The Philosophy of “Gentle Chemistry”
Gentle Chemistry: A review of why we established Tri Nature and what sets us apart from the mainstream by Brian McLean, Tri Nature Director and research chemist.
It is timely to review our history: many newer distributors, customers and members are only aware of today’s Tri Nature and may benefit from hearing the “Tri Nature story: the beginning to the present day”. The article is based around the most frequently asked questions and responds to the perennial question “what makes Tri Nature different from the rest ?” It features in part in the February issue of The Natural Health and Vegetarian Society (NHVS) Magazine.
A brief history…
Hammersley Industries, Tri Nature’s parent company, was founded in 1972. At that time I had been in the chemical
industry for 12 years and had been involved in the manufacture of high quality, chemical specialty products with a large multi -national corporation. Our new company grew well, in industrial and commercial sectors, through the 1970s . Its success was based on providing highly efficient products and personal attention to the individual needs of our customers. It was this personal attention that awakened us to the notion that people in industry were not being served well.

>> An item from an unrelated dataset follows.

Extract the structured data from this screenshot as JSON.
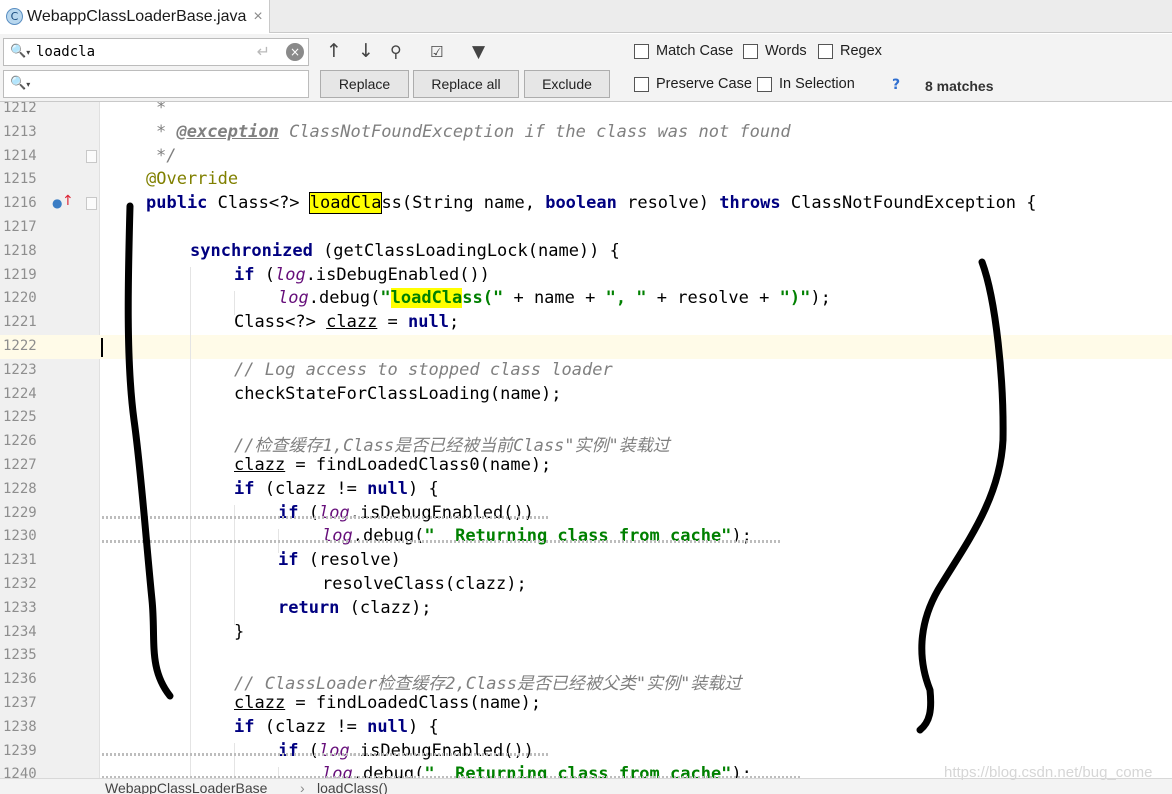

This was a period when ‘sledge-hammer’ chemistry was practised by many companies and seemed to be the easiest
way to tackle industrial cleaning and maintenance issues. Developing products using sledge-hammer philosophy does not take a lot of talent and the use of strong caustic alkalies, strong mineral acids or powerful chlorinated
hydrocarbon solvents was common.
We began to understand that industry had little choice in what they used, as most chemical suppliers just offered
more of the same. We also considered that, because we were a small company and closely involved with our customers, maybe we were in a good position to provide alternatives. Developing products ‘with a difference’ was the germination of the ‘gentle chemistry’ philosophy.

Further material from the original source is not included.